Introduction to Yitu Healthcare
As a leading enterprise in medical artificial intelligence, Yitu Healthcare pioneered the large-scale implementation of AI solutions in China and is currently the only medical AI company in the country to offer full-chain medical intelligence. Its product portfolio spans multiple domains, including intelligent medical imaging, intelligent clinical big data, intelligent outpatient optimization, and intelligent quality control. The company’s care.ai series of AI applications has been deployed in over 100 Grade-A tertiary hospitals across China and is extending to county- and city-level hospitals, effectively enhancing medical efficiency and empowering primary healthcare. Yitu Healthcare is actively exploring innovations to advance the development of smart hospitals and improve the nation’s health standards.

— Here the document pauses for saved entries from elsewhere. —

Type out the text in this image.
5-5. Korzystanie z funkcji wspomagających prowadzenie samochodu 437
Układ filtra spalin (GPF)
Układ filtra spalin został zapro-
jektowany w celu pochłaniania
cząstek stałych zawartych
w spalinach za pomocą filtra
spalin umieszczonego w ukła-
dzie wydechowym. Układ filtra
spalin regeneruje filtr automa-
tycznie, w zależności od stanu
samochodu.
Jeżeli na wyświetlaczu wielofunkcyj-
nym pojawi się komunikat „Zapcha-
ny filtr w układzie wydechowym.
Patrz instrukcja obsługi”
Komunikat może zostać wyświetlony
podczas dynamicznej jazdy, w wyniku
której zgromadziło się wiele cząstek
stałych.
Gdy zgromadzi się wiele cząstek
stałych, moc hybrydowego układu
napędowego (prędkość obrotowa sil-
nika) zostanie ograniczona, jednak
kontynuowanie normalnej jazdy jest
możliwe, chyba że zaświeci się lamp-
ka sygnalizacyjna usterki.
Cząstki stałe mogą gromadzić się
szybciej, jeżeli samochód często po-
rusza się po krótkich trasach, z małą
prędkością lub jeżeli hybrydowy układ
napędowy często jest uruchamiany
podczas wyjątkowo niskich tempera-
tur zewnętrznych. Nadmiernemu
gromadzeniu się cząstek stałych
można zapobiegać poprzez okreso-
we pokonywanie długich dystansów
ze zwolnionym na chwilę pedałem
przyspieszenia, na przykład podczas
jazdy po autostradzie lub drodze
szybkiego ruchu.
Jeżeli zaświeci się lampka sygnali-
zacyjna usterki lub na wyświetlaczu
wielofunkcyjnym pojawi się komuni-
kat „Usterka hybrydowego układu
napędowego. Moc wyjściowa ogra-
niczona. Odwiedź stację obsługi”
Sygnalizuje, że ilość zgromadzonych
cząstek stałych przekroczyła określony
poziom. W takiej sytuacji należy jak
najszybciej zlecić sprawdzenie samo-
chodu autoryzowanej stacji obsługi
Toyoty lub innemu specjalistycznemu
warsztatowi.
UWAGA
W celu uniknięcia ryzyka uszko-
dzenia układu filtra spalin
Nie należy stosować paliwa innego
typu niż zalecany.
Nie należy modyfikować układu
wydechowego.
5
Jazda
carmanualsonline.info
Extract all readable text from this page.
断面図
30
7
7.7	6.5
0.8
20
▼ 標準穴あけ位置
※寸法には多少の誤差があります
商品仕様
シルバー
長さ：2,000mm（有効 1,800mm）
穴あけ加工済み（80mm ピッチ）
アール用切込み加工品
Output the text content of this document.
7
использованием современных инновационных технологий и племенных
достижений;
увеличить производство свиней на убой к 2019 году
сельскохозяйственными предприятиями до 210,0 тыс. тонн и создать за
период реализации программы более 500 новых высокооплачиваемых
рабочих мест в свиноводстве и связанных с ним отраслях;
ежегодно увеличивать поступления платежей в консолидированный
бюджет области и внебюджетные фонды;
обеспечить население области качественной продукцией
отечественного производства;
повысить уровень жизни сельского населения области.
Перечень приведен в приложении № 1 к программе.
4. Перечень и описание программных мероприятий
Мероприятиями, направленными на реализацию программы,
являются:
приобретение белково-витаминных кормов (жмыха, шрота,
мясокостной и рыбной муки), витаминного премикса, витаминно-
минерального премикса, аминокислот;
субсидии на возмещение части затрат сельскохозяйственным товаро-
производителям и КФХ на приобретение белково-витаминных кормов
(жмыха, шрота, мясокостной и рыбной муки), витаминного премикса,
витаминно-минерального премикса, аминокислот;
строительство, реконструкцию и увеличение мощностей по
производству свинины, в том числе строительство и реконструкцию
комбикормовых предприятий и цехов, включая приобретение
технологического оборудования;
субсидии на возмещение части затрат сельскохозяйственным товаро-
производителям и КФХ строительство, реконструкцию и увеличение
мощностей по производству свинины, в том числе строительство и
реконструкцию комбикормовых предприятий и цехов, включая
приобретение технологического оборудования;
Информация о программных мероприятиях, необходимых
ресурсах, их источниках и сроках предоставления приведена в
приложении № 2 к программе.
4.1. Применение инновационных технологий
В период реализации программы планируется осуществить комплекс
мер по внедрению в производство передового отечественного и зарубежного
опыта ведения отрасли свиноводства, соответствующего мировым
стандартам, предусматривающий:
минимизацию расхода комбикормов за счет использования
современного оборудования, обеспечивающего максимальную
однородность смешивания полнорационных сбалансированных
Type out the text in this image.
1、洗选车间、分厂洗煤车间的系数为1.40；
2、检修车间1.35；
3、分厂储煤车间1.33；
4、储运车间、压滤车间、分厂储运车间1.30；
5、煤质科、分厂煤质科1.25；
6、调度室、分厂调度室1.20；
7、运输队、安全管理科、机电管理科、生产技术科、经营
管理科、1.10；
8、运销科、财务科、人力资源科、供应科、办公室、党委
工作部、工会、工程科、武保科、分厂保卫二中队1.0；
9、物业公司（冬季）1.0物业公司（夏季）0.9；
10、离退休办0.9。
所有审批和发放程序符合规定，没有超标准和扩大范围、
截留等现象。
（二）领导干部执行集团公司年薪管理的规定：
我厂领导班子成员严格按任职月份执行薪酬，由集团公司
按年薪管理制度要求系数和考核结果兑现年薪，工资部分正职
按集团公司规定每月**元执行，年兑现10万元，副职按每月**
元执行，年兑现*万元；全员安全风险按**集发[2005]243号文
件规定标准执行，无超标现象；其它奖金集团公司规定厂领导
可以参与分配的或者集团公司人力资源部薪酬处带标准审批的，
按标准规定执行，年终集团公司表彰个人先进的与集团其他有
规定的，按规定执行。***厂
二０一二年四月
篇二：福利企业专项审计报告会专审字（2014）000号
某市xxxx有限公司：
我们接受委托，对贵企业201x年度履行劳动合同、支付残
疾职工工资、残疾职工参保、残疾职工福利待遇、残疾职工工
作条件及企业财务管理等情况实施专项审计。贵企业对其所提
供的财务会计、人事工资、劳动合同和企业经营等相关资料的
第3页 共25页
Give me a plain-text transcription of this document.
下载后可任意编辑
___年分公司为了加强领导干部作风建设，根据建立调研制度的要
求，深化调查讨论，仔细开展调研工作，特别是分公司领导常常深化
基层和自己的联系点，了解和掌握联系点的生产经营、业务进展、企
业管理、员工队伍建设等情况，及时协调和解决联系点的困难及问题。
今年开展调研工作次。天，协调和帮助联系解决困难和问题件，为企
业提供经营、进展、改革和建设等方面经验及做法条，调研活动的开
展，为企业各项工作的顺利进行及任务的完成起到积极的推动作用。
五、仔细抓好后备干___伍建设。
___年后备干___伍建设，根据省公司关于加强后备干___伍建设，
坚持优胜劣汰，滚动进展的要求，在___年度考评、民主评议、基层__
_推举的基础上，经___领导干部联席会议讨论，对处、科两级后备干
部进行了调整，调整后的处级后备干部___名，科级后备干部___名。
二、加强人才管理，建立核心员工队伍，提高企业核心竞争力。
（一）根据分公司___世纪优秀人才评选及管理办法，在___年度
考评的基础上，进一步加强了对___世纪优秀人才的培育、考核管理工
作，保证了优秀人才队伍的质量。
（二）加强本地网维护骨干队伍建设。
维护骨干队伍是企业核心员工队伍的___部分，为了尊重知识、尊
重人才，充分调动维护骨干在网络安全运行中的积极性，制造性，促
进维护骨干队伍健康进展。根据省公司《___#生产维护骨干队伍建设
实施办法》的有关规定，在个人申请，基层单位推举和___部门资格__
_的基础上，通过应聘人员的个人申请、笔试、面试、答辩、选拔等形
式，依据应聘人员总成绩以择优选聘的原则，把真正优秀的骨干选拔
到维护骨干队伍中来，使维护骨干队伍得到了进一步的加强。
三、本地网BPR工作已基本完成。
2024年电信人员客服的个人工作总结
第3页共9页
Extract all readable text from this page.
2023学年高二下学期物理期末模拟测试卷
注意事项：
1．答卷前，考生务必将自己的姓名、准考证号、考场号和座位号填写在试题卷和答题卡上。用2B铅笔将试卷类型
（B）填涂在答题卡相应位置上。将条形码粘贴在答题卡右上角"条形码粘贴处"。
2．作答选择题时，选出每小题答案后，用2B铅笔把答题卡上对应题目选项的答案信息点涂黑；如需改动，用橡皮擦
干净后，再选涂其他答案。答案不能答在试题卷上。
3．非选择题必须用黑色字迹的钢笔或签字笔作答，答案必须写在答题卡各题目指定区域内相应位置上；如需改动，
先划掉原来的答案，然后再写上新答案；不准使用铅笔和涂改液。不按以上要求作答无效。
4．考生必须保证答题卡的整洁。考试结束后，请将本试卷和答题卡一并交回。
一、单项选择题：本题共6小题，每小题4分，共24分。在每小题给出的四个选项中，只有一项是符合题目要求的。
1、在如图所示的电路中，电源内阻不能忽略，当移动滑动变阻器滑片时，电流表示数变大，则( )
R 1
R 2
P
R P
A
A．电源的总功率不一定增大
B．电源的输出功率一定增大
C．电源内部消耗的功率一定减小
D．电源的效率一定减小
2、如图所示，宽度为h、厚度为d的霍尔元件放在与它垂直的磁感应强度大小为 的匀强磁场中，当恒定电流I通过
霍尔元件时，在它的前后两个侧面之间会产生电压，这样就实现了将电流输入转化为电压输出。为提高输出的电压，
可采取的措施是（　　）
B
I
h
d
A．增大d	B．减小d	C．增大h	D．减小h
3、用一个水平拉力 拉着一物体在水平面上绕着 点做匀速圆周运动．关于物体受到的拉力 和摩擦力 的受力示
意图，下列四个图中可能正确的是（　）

Introduction to Kangrui Intelligence
Guangzhou Kangrui Intelligent Technology Co., Ltd. is a high-tech enterprise engaged in the research, development, and commercialization of medical artificial intelligence technologies. It was successfully selected as one of the first batches of innovation and entrepreneurship teams at the Guangdong Provincial Laboratory of Regenerative Medicine and Health. With a strong roster of professional physicians and top-tier AI experts, the company has addressed core challenges in big data computation within machine learning processes and pioneered supercomputing approaches based on medical imaging and comprehensive electronic health record systems. The company holds multiple international patents. Several of its research findings have been published in prestigious international journals such as *Cell* and *Nature Medicine*, earning recognition from peer experts worldwide.